The Head of Bench will forward any complaint concerning the conduct of a Judge to the Commissioner.

Why is there both a Judicial Conduct Commissioner and a Judicial Complaints Lay Observer?

The Judicial Conduct Commissioner is part of the statutory complaints process. The Judicial Complaints Lay Observer is a separate office that deals with the way the Head of Bench and the Judge handle a complaint in terms of the voluntary judicial complaints process.

What is the role of Judges?

Judges are members of the New Zealand Judiciary, which is an independent branch of government. The two other branches are the Executive and the Legislature (Parliament).

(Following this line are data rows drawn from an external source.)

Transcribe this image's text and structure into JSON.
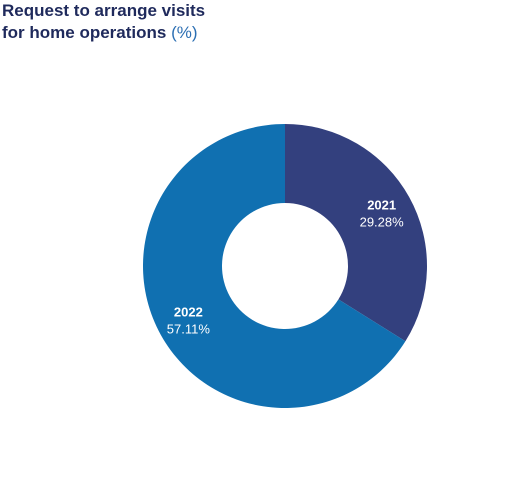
{
  "title": {
    "line1": "Request to arrange visits",
    "line2": "for home operations",
    "unit": "(%)"
  },
  "chart_data": {
    "type": "pie",
    "title": "Request to arrange visits for home operations (%)",
    "slices": [
      {
        "label": "2021",
        "value": 29.28,
        "value_label": "29.28%",
        "color": "#33407e"
      },
      {
        "label": "2022",
        "value": 57.11,
        "value_label": "57.11%",
        "color": "#1070b1"
      }
    ]
  }
}
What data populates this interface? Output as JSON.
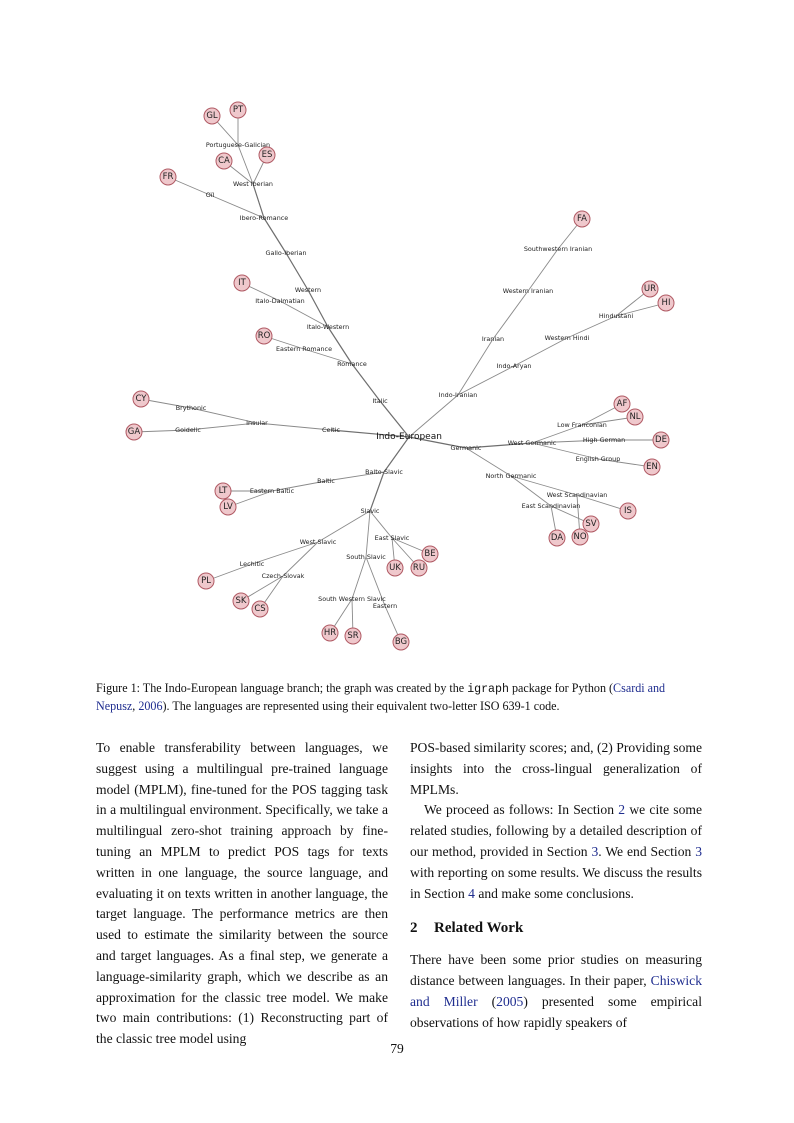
{
  "figure": {
    "root_label": "Indo-European",
    "intermediate_labels": [
      "Portuguese-Galician",
      "West Iberian",
      "Oïl",
      "Ibero-Romance",
      "Gallo-Iberian",
      "Western",
      "Italo-Dalmatian",
      "Italo-Western",
      "Eastern Romance",
      "Romance",
      "Italic",
      "Brythonic",
      "Goidelic",
      "Insular",
      "Celtic",
      "Southwestern Iranian",
      "Western Iranian",
      "Iranian",
      "Indo-Iranian",
      "Hindustani",
      "Western Hindi",
      "Indo-Aryan",
      "Low Franconian",
      "West Germanic",
      "Germanic",
      "High German",
      "English Group",
      "North Germanic",
      "West Scandinavian",
      "East Scandinavian",
      "Balto-Slavic",
      "Baltic",
      "Eastern Baltic",
      "Slavic",
      "West Slavic",
      "Lechitic",
      "Czech-Slovak",
      "East Slavic",
      "South Slavic",
      "South Western Slavic",
      "Eastern"
    ],
    "language_codes": [
      "GL",
      "PT",
      "CA",
      "ES",
      "FR",
      "IT",
      "RO",
      "CY",
      "GA",
      "LT",
      "LV",
      "PL",
      "SK",
      "CS",
      "HR",
      "SR",
      "BG",
      "UK",
      "RU",
      "BE",
      "FA",
      "UR",
      "HI",
      "AF",
      "NL",
      "DE",
      "EN",
      "IS",
      "SV",
      "NO",
      "DA"
    ]
  },
  "caption": {
    "prefix": "Figure 1: The Indo-European language branch; the graph was created by the ",
    "code": "igraph",
    "middle": " package for Python (",
    "cite": "Csardi and Nepusz",
    "cite_sep": ", ",
    "cite_year": "2006",
    "suffix": "). The languages are represented using their equivalent two-letter ISO 639-1 code."
  },
  "left_column": {
    "paragraph": "To enable transferability between languages, we suggest using a multilingual pre-trained language model (MPLM), fine-tuned for the POS tagging task in a multilingual environment. Specifically, we take a multilingual zero-shot training approach by fine-tuning an MPLM to predict POS tags for texts written in one language, the source language, and evaluating it on texts written in another language, the target language. The performance metrics are then used to estimate the similarity between the source and target languages. As a final step, we generate a language-similarity graph, which we describe as an approximation for the classic tree model. We make two main contributions: (1) Reconstructing part of the classic tree model using"
  },
  "right_column": {
    "p1": "POS-based similarity scores; and, (2) Providing some insights into the cross-lingual generalization of MPLMs.",
    "p2_a": "We proceed as follows: In Section ",
    "p2_ref1": "2",
    "p2_b": " we cite some related studies, following by a detailed description of our method, provided in Section ",
    "p2_ref2": "3",
    "p2_c": ". We end Section ",
    "p2_ref3": "3",
    "p2_d": " with reporting on some results. We discuss the results in Section ",
    "p2_ref4": "4",
    "p2_e": " and make some conclusions.",
    "section_number": "2",
    "section_title": "Related Work",
    "p3_a": "There have been some prior studies on measuring distance between languages. In their paper, ",
    "p3_cite": "Chiswick and Miller",
    "p3_cite_open": " (",
    "p3_cite_year": "2005",
    "p3_cite_close": ")",
    "p3_b": " presented some empirical observations of how rapidly speakers of"
  },
  "page_number": "79"
}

The Judge's role is to apply the law. Judges act in accordance with the law set down by Parliament and with law they develop themselves, including by interpreting the meaning of legislation passed by Parliament.

It is important that political or other pressures do not influence Judges when they are making decisions in individual cases, otherwise the integrity of the justice system would be undermined. There are several mechanisms in place which help to maintain Judges' independence, such as permanent tenure and protection of remuneration.

In addition Judges cannot be sued for actions performed in a judicial capacity. This means decisions can be made without interference or fear of adverse personal consequences.

If the decisions of a Judge result in negative or unfair consequences appeal and review rights are available.

To whom are Judges accountable?

Judges are accountable mainly through appeal or review processes and public scrutiny. They are not answerable for their decisions to any superior authority. Nor are they accountable in the same way as, for example, Government Ministers are to Parliament.

This is because Judges have to be independent, so that the justice system will be impartial. To be effective, however, Judges must have the confidence of the public. This means that although Judges do not require public support for everything they do, people must have confidence in their honesty and integrity, and in the impartiality, consistency and fairness of their decisions.

How do Judges maintain public confidence?

There are several ways in which Judges keep the public confidence, including:

  • an appointment process aimed at the selection of the most suitable people to be Judges;
  • continuing education for Judges;
  • public scrutiny through open justice; and
  • appeals and judicial review.

Appointments Process

New Judges are sought through advertisements or by seeking nominations from a range of people and agencies. Applicants must have legal qualifications, have been a barrister or solicitor for at least seven years, and have a reputation for honesty, integrity, impartiality and good judgement.

The Governor-General appoints all Judges, in most cases on the advice of the Attorney-General. There are two exceptions. First, Māori Land Court Judges are appointed on the advice of the Minister of Māori Affairs. Second, the Governor-General takes the advice of the Prime Minister when appointing the Chief Justice. The final recommendations for appointment are made only after an extensive consultation process.

More information about the appointment of Judges is available from the Attorney-General's Judicial Appointments Unit. The Unit's contact details are:

The Judicial Appointments Officer
The Attorney-General's Judicial Appointments Unit
DX SX 10088
Telephone: 04 473 3890 or 0800 473 389
Facsimile: 04 473 3891

Ongoing Education

Judges receive continuing education from the Institute of Judicial Studies. Further training helps Judges maintain and enhance their knowledge and the quality of their decisions.

Open Justice

Judges generally work in public and have to give reasons for their decisions. Most court hearings are open to the public except some cases that are sensitive and confidential. This public scrutiny is a check on the conduct of Judges. Because Judges' decisions are published, their reasoning is open to further scrutiny and professional criticism in the media and specialist legal journals.

Appeal and Review

Judges are accountable because their decisions are open to appeal and, in some cases, review. If a Judge has made an error in law, or misinterpreted the facts in a case, then it is possible to appeal. Every decision a Judge makes can be appealed against, except for the decisions made by a final appeal court, such as the Supreme Court.